En astronomie, il n’y a rien de plus excitant que l’attente d’une supernova. Depuis des années, la communauté scientifique avait les yeux rivés sur WOH G64, une étoile aux dimensions si colossales qu’elle défie l’imagination. Tous les signes cliniques étaient là : une baisse de luminosité dramatique, une éjection massive de gaz… Le diagnostic semblait sans appel : le géant était à l’agonie, prêt à offrir un feu d’artifice cosmique. Mais une nouvelle étude vient de renverser la table. Ce que nous prenions pour les derniers soupirs d’une étoile mourante serait en réalité une scène de crime. WOH G64 n’est pas en train d’exploser ; elle est victime d’un vampirisme stellaire.
Le colosse aux pieds d’argile
Pour comprendre la déception (et la fascination) des astronomes, il faut visualiser l’échelle de WOH G64. Située dans le Grand Nuage de Magellan, une galaxie voisine de la nôtre, cette supergéante rouge est un véritable monstre. Elle est 1 500 fois plus large que notre Soleil. Si on la plaçait au centre de notre système solaire, sa surface engloutirait l’orbite de Jupiter.

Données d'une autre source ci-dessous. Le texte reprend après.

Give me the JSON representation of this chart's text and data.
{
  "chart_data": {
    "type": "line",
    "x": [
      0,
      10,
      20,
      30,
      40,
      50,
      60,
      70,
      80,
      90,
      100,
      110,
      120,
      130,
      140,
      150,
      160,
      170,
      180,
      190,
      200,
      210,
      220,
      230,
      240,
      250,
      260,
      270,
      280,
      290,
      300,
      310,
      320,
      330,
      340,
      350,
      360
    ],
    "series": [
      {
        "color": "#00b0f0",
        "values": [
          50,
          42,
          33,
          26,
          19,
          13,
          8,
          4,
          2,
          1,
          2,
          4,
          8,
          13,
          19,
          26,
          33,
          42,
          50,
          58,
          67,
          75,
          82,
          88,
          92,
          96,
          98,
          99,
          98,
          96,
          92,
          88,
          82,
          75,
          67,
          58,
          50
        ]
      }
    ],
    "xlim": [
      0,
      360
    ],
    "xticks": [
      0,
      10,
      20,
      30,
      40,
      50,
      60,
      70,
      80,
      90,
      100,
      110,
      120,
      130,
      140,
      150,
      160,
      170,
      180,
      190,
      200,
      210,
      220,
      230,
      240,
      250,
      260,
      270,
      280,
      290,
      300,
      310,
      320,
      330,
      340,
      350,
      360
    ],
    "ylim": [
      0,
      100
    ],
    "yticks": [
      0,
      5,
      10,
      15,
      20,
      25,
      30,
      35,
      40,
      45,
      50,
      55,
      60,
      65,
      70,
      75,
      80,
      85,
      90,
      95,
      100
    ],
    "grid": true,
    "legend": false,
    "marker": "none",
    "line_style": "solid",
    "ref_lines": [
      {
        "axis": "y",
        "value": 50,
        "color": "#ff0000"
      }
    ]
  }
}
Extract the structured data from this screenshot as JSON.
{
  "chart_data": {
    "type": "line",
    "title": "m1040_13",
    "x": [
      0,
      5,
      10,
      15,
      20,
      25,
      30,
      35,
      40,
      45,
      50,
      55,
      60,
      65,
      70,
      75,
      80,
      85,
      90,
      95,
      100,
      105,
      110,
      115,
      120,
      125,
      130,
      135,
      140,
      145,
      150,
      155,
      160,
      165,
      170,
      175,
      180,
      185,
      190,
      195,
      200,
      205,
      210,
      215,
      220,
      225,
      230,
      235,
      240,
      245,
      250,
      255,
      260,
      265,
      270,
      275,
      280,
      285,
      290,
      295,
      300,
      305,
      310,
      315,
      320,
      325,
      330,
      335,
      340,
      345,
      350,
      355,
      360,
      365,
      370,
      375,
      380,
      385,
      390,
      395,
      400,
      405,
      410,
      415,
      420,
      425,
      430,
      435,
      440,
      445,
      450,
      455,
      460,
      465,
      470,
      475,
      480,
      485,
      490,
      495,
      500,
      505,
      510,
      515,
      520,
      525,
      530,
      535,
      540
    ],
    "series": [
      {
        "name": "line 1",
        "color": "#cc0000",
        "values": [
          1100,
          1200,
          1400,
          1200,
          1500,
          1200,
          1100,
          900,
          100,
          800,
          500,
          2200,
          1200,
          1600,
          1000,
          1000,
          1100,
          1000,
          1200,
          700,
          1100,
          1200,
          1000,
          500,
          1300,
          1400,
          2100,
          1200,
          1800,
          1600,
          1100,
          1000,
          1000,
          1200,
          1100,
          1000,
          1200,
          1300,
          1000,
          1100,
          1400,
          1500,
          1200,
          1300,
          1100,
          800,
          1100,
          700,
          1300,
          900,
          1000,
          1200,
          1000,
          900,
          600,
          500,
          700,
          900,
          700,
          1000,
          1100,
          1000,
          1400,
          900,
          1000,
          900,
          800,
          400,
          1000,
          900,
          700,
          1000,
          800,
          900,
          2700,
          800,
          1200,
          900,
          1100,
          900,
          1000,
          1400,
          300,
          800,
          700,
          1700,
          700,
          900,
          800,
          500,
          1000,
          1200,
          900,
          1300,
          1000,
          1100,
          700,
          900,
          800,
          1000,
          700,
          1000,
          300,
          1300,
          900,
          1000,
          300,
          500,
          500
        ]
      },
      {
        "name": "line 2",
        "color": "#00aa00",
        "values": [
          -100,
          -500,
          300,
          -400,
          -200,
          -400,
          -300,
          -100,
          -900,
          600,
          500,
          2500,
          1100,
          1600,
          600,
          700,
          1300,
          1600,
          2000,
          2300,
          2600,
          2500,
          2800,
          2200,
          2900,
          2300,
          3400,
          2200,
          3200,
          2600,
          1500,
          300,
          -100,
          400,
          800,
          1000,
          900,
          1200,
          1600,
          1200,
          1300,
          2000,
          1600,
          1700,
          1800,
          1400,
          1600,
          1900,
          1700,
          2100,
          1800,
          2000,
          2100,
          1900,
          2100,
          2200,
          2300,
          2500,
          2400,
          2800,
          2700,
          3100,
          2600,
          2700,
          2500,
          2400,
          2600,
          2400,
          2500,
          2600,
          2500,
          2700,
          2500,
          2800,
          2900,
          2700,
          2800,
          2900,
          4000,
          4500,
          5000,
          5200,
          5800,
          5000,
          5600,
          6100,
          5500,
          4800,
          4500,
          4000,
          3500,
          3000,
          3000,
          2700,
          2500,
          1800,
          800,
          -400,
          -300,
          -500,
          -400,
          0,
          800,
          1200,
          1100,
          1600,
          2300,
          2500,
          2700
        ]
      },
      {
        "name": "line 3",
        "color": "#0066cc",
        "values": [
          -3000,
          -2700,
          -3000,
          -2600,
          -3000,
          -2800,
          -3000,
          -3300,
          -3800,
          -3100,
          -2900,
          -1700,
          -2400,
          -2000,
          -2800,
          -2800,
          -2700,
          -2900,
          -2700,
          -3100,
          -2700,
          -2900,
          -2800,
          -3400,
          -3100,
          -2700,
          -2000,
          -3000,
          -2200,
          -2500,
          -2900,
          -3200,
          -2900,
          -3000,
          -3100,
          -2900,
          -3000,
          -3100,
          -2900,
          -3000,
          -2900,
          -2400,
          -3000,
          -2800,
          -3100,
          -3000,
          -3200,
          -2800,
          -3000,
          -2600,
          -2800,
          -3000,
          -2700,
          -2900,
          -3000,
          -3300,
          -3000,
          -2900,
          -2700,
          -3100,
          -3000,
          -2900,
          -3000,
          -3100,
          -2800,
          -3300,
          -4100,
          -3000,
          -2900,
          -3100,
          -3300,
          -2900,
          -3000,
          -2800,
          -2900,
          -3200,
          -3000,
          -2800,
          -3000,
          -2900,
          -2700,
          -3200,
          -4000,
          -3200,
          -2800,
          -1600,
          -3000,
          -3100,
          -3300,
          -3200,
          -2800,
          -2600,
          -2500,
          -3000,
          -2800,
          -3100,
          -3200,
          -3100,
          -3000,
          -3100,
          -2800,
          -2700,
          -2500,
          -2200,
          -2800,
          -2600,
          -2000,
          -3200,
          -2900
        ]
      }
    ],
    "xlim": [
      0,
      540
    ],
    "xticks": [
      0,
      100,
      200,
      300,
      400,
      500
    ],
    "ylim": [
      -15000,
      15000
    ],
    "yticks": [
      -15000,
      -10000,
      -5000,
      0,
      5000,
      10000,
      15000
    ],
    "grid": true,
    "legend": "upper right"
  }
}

Depuis quelques années, cette étoile se comportait bizarrement. Sa luminosité chutait et elle s’entourait d’un épais cocon de gaz et de poussière en forme d’œuf. Pour les experts, le scénario était écrit : WOH G64 était en train de muer. Elle semblait rejeter ses couches externes pour se transformer d’une « supergéante rouge » (froide et immense) en une « hypergéante jaune » (plus chaude et instable). Cette métamorphose est l’antichambre de la mort : c’est le signe précurseur qu’une étoile à court de carburant s’effondre sur elle-même avant d’exploser en supernova.
La preuve irréfutable : l’oxyde de titane
C’est ici que l’enquête prend une tournure inattendue. Une équipe de chercheurs a décidé de contre-vérifier ce diagnostic en utilisant le puissant spectroscope du Southern African Large Telescope (SALT). Ils ont analysé la lumière de l’étoile entre 2024 et 2025 à la recherche de sa signature chimique.
Ils ont trouvé un coupable moléculaire : l’oxyde de titane (TiO). Pourquoi cette molécule change-t-elle tout ? Parce que l’oxyde de titane est extrêmement fragile face à la chaleur. Il ne peut exister et survivre que dans l’atmosphère d’une étoile « froide » (tout est relatif, on parle de températures de surface d’environ 3000°C).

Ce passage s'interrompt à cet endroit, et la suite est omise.